Speaking of gifts, Paulina has said that she now sees the film as a gift since Augusto’s passing. How has the film changed for you?
I’m happy to have it. It’s related to what you asked about hope. The film [coincides with] the 50-year anniversary commemorating the [start of the] military dictatorship. [It allows us to] remember Augusto as a voice that always promoted democracy in a journalistic, ethical way. He approached people in a way that was tender in a way you don’t usually see. For me, it’s a side of Chile that you don’t see anymore in media. It’s an ethical approach that we need to remember.
At one point, you wanted to follow the story until Augusto died. When and why did you make the decision to stop the story on a moment of their love?

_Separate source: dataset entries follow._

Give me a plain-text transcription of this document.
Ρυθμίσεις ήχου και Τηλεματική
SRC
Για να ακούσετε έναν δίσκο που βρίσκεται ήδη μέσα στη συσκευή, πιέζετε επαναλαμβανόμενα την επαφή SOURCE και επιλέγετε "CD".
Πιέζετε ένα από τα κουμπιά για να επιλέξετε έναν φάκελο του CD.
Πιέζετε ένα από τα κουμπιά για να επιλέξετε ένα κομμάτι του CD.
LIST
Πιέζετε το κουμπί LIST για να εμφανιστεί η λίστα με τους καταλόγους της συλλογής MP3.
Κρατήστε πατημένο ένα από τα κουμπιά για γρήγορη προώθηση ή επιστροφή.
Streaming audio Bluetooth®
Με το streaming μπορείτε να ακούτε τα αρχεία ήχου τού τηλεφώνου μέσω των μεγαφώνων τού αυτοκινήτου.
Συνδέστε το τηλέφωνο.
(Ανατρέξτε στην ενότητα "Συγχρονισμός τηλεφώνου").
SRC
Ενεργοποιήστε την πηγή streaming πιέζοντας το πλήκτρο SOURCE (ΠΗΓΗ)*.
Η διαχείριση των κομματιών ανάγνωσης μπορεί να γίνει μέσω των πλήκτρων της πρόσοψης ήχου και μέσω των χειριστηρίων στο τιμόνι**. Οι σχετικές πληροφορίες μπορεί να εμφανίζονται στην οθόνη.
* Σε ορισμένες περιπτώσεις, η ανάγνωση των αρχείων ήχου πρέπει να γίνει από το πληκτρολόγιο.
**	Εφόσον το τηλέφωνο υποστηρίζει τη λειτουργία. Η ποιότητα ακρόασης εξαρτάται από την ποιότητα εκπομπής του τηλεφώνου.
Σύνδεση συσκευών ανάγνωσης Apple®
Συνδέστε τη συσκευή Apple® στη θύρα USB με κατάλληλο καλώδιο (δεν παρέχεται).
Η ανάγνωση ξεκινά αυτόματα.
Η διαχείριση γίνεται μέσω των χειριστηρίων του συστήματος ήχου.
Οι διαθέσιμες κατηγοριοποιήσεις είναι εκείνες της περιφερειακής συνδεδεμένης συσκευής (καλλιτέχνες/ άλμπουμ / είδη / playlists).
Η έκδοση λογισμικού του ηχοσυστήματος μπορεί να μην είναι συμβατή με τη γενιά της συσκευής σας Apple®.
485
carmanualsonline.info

I finished there because there was one day when they were giving thanks to each other and he said, “I’m not myself anymore.” And she said to him, “You are.” He was saying, “I don’t feel like the guy I used to be one month ago.” For me, him saying that he was feeling uncomfortable with himself was the limit. I also felt uncomfortable shooting someone who’s feeling uncomfortable for the first time in the five years that I’m there. So that was our final scene. Everybody tells you that Alzheimer’s is a slow death, but Paulina told me all the time that she missed the guy from one year ago. She’s not missing the guy from 20 years ago. She also missed being there with him even one year ago. It’s amazing how they constructed identity until the end.